Agile Model for Remote Computing
In this post, I present the basics for conducting Python-based simulations on a remote server. This post is not supposed to be the most detailed, but serves a different purpose: to give pointers to the uninitiated reader in order to be readily and quickly operational. In order to review all the different concepts, I have chosen as a narrative arc to follow the Agile development model.
Amongst the various software development models, I will focus on one of the most popular, namely Agile. An Agile sprint is made of 6 steps illustrated below.
During the development of the experiments, you will go through multiple successive sprints until the final results are satisfactory. In the context of developping and conducting experiments on a remote server, one can interpret each step of the sprint as follows.
- Requirements: gathering the requirements
- Design: thinking of the experiments to conduct
- Development: implementing the numerical experiments
- Testing: checking faulty parts of the code and creation of a reproducible environment
- Deployment: running of the numerical experiments on remote computing services
- Review: retrieving and analyzing the experimental results
In a nutshell, my work method is the following. I will always keep a copy locally on my computer to develop, prepare and test the experimental settings. All along, I will use GitHub to control the versions. Once all is set up, I will update the latest toolbox to GitHub. Then, I will retrieve the toolbox from GitHub on all the remote servers that I am planning to use for performing the experiments. Finally, I will retrieve the results from the distant servers in order to be analyzed locally.
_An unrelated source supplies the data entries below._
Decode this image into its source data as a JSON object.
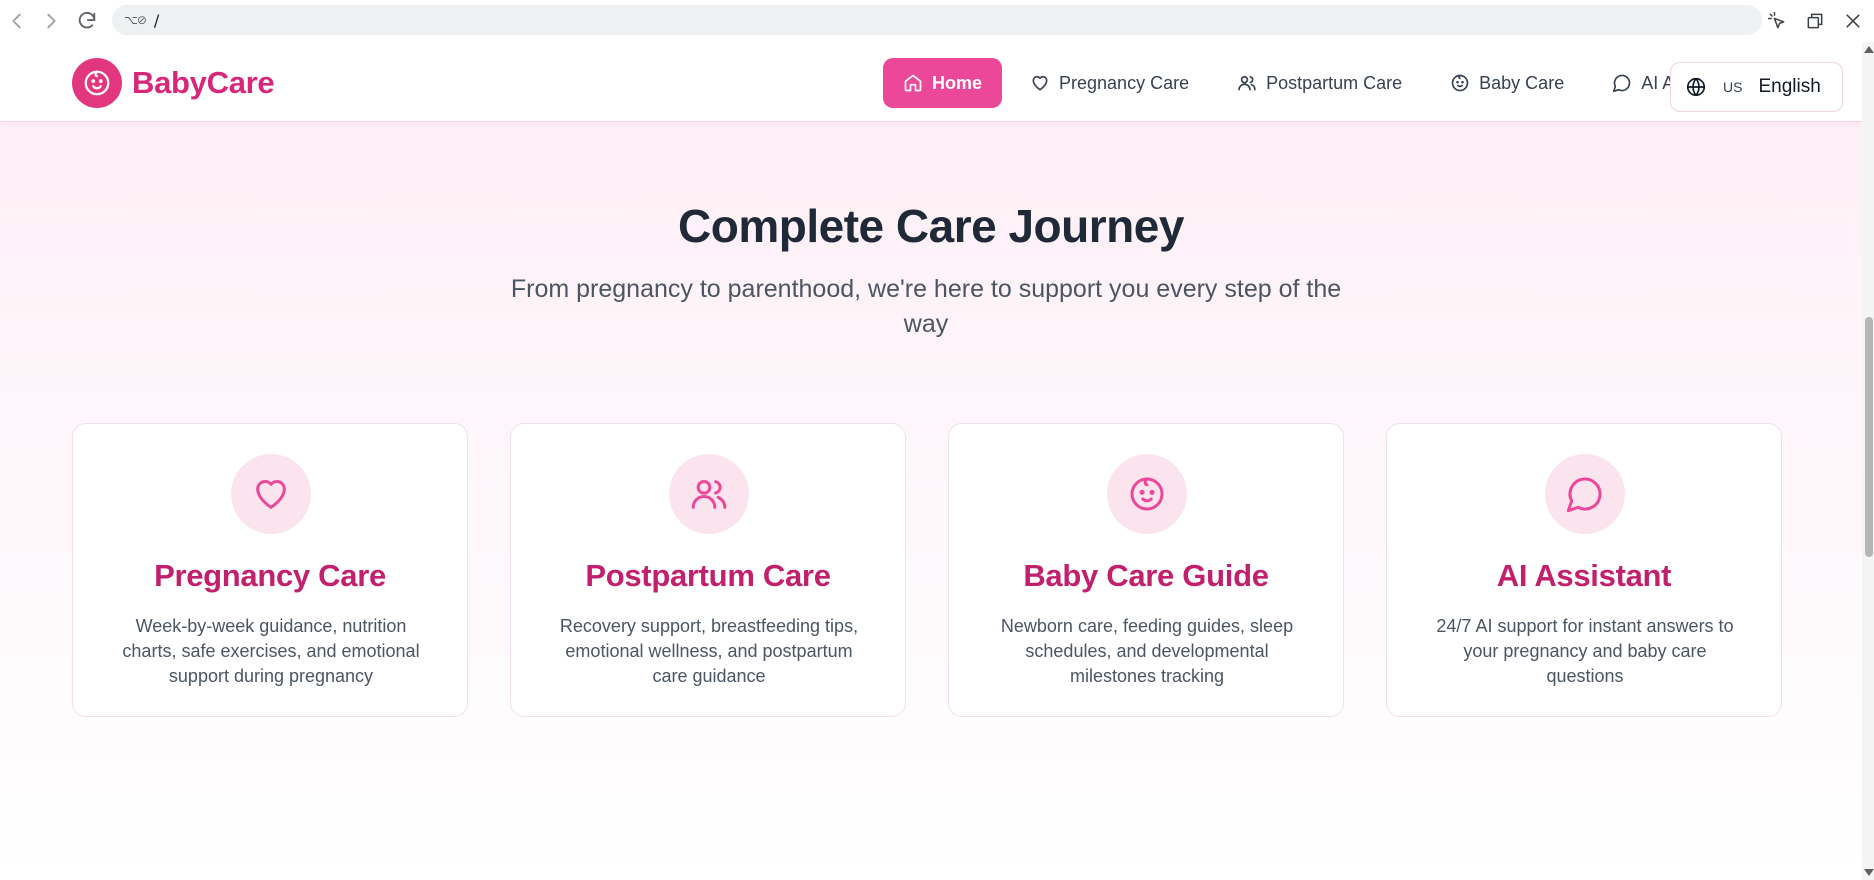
{
  "browser": {
    "url": "/",
    "back_icon": "chevron-left-icon",
    "forward_icon": "chevron-right-icon",
    "reload_icon": "reload-icon"
  },
  "header": {
    "logo_text": "BabyCare",
    "nav": [
      {
        "label": "Home",
        "icon": "home-icon",
        "active": true
      },
      {
        "label": "Pregnancy Care",
        "icon": "heart-icon",
        "active": false
      },
      {
        "label": "Postpartum Care",
        "icon": "users-icon",
        "active": false
      },
      {
        "label": "Baby Care",
        "icon": "baby-icon",
        "active": false
      },
      {
        "label": "AI Assistant",
        "icon": "chat-icon",
        "active": false
      }
    ],
    "language": {
      "flag": "US",
      "label": "English"
    }
  },
  "hero": {
    "title": "Complete Care Journey",
    "subtitle": "From pregnancy to parenthood, we're here to support you every step of the way"
  },
  "features": [
    {
      "title": "Pregnancy Care",
      "icon": "heart-icon",
      "description": "Week-by-week guidance, nutrition charts, safe exercises, and emotional support during pregnancy"
    },
    {
      "title": "Postpartum Care",
      "icon": "users-icon",
      "description": "Recovery support, breastfeeding tips, emotional wellness, and postpartum care guidance"
    },
    {
      "title": "Baby Care Guide",
      "icon": "baby-icon",
      "description": "Newborn care, feeding guides, sleep schedules, and developmental milestones tracking"
    },
    {
      "title": "AI Assistant",
      "icon": "chat-icon",
      "description": "24/7 AI support for instant answers to your pregnancy and baby care questions"
    }
  ],
  "colors": {
    "brand": "#ec4899",
    "brand_dark": "#c21f6c",
    "icon_bg": "#fce4ef"
  }
}
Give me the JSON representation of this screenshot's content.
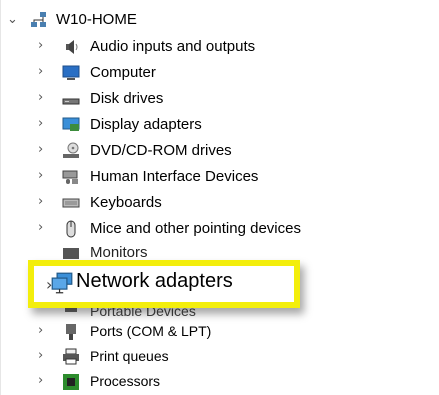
{
  "tree": {
    "root": {
      "label": "W10-HOME",
      "icon": "computer-network-icon",
      "expanded": true
    },
    "items": [
      {
        "label": "Audio inputs and outputs",
        "icon": "speaker-icon"
      },
      {
        "label": "Computer",
        "icon": "monitor-icon"
      },
      {
        "label": "Disk drives",
        "icon": "disk-drive-icon"
      },
      {
        "label": "Display adapters",
        "icon": "display-adapter-icon"
      },
      {
        "label": "DVD/CD-ROM drives",
        "icon": "optical-drive-icon"
      },
      {
        "label": "Human Interface Devices",
        "icon": "hid-icon"
      },
      {
        "label": "Keyboards",
        "icon": "keyboard-icon"
      },
      {
        "label": "Mice and other pointing devices",
        "icon": "mouse-icon"
      },
      {
        "label": "Monitors",
        "icon": "monitor-icon"
      },
      {
        "label": "Network adapters",
        "icon": "network-adapter-icon",
        "highlighted": true
      },
      {
        "label": "Portable Devices",
        "icon": "portable-device-icon"
      },
      {
        "label": "Ports (COM & LPT)",
        "icon": "port-icon"
      },
      {
        "label": "Print queues",
        "icon": "printer-icon"
      },
      {
        "label": "Processors",
        "icon": "processor-icon"
      }
    ]
  },
  "colors": {
    "highlight_border": "#f3ee0c"
  }
}
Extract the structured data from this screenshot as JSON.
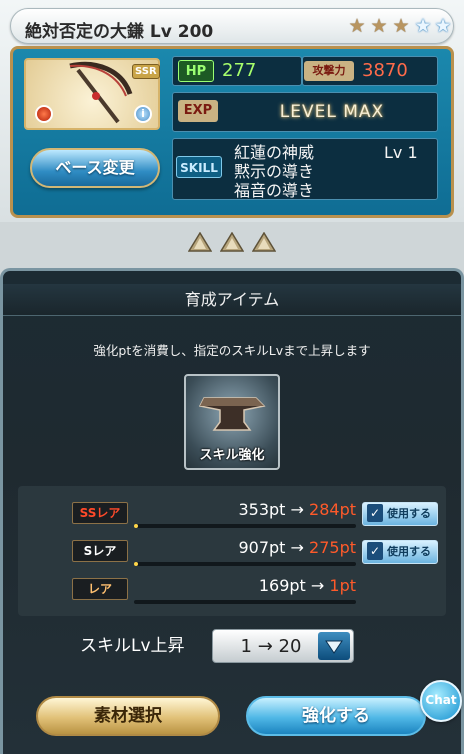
{
  "weapon": {
    "name": "絶対否定の大鎌 Lv 200",
    "rarity": "SSR",
    "stars": [
      {
        "icon": "uncap-star-icon",
        "state": "gold"
      },
      {
        "icon": "uncap-star-icon",
        "state": "gold"
      },
      {
        "icon": "uncap-star-icon",
        "state": "gold"
      },
      {
        "icon": "uncap-star-icon",
        "state": "blue"
      },
      {
        "icon": "uncap-star-icon",
        "state": "blue"
      }
    ],
    "element_icon": "fire-element-icon",
    "info_icon": "info-icon",
    "base_change_label": "ベース変更"
  },
  "stats": {
    "hp_label": "HP",
    "hp_value": "277",
    "atk_label": "攻撃力",
    "atk_value": "3870",
    "exp_label": "EXP",
    "exp_status": "LEVEL MAX"
  },
  "skills": {
    "label": "SKILL",
    "names": [
      "紅蓮の神威",
      "黙示の導き",
      "福音の導き"
    ],
    "level": "Lv 1"
  },
  "ascension_marks": 3,
  "enhance": {
    "title": "育成アイテム",
    "description": "強化ptを消費し、指定のスキルLvまで上昇します",
    "item_label": "スキル強化",
    "item_icon": "anvil-icon",
    "rows": [
      {
        "tag": "SSレア",
        "tag_color": "#ff4a2a",
        "current": "353pt",
        "arrow": "→",
        "after": "284pt",
        "fill": 0.02,
        "use_label": "使用する"
      },
      {
        "tag": "Sレア",
        "tag_color": "#ffffff",
        "current": "907pt",
        "arrow": "→",
        "after": "275pt",
        "fill": 0.02,
        "use_label": "使用する"
      },
      {
        "tag": "レア",
        "tag_color": "#ffc070",
        "current": "169pt",
        "arrow": "→",
        "after": "1pt",
        "fill": 0.0,
        "use_label": null
      }
    ],
    "skill_lv_label": "スキルLv上昇",
    "skill_lv_value": "1 → 20",
    "material_button": "素材選択",
    "enhance_button": "強化する",
    "chat_label": "Chat"
  }
}
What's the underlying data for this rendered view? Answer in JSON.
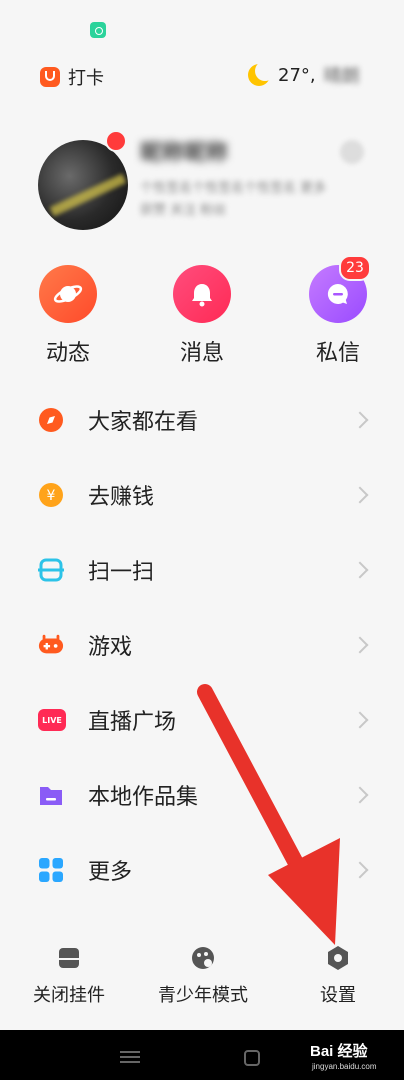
{
  "top": {
    "checkin_label": "打卡",
    "weather_temp": "27°,",
    "weather_desc": "晴朗"
  },
  "profile": {
    "name": "昵称昵称",
    "bio_line1": "个性签名个性签名个性签名",
    "bio_more": "更多",
    "bio_line2": "获赞 关注 粉丝"
  },
  "quick_actions": [
    {
      "label": "动态",
      "icon": "planet-icon"
    },
    {
      "label": "消息",
      "icon": "bell-icon"
    },
    {
      "label": "私信",
      "icon": "chat-bubble-icon",
      "badge": "23"
    }
  ],
  "menu": [
    {
      "label": "大家都在看",
      "icon": "compass-icon",
      "color": "#ff5a1f"
    },
    {
      "label": "去赚钱",
      "icon": "yuan-coin-icon",
      "color": "#ffa31a"
    },
    {
      "label": "扫一扫",
      "icon": "scan-icon",
      "color": "#2cc3e8"
    },
    {
      "label": "游戏",
      "icon": "gamepad-icon",
      "color": "#ff5a1f"
    },
    {
      "label": "直播广场",
      "icon": "live-icon",
      "color": "#ff2a55",
      "icon_text": "LIVE"
    },
    {
      "label": "本地作品集",
      "icon": "folder-icon",
      "color": "#8a5cf6"
    },
    {
      "label": "更多",
      "icon": "grid-icon",
      "color": "#2aa7ff"
    }
  ],
  "bottom_bar": {
    "close_widget": "关闭挂件",
    "teen_mode": "青少年模式",
    "settings": "设置"
  },
  "watermark": {
    "brand": "Bai 经验",
    "url": "jingyan.baidu.com"
  },
  "annotation": {
    "arrow_color": "#e8322a"
  }
}
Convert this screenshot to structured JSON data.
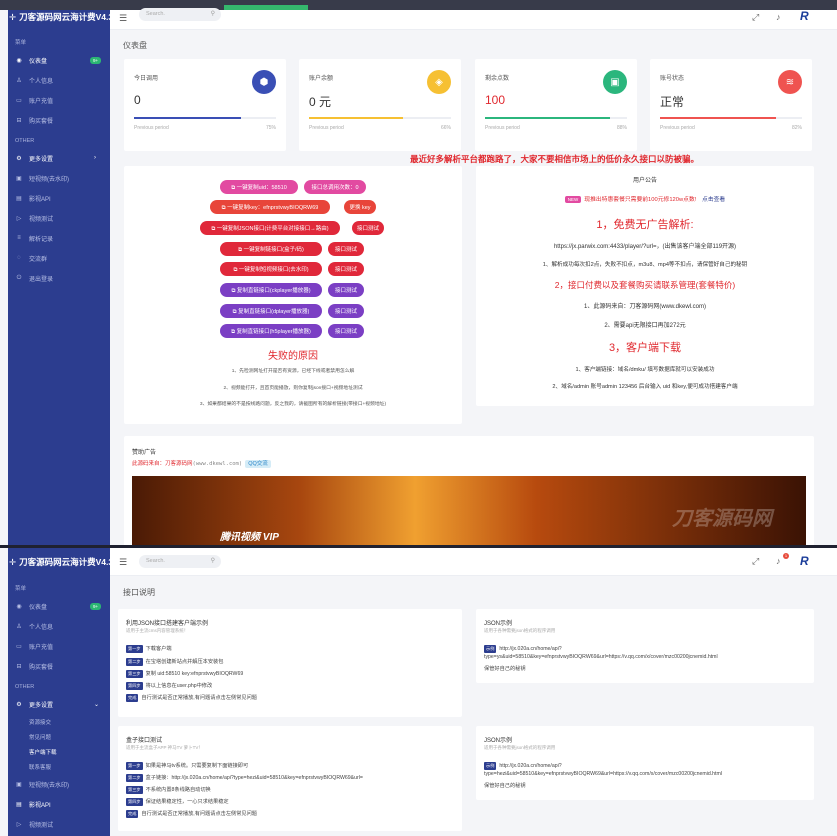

It is almost certainly likely that your code relies on other codes, libraries, modules or packages to run properly. For instance, for deep learning experiments in Python, you might have to resort to Numpy, Pytorch or TensorFlow to name a few. Most importantly, your code might require some specific versions to function.
The requirements text file is a simple text file precisely listing all the external requirements including their version.
The most common way you will find to automatically create the requirements text file is to freeze your Python project with the command:
pip freeze > requirements.txt
However this method has two main disadvantages. First, it only saves packages that have been installed with the
pip install command. Second, it saves all packages including those which are not used.
Instead, I have found a nice package, named pipreqs, which precisely solves these issues. It permits to create a minimal requirements text file with the instruction:
This part of the development model is devoted to the design your experiments. This notably includes to evaluate the goal(s) of the experiments as well as choosing:
- the data
- the numerical setting
- the hyper-parameters or the hyper-parameters grids to check from
- the stopping criterion
- the evaluation metrics
This is a crucial step in the development process since the relevance of your experiments will directly be affected. So take your time. If I can give you some pieces of advice: start small and take small steps before thinking big!
It is in this section that takes place the actual implementation of your algorithm and experiments.
Before reaching the optimal version of your software/experiments, you will certainly go through many drafts with more or less success. It is thus crucial to keep track of all the changes made through its development. This means knowning what, when, and why something has changed in your code. This process is called version control.
I personally use GitHub for version control, but other solutions could be envisaged. It is based on Git and notably permits to host and manage files. I strongly advise checking all the opportunities offered by git, such as branching and merging. Here, I will keep it light and only work on a single master branch.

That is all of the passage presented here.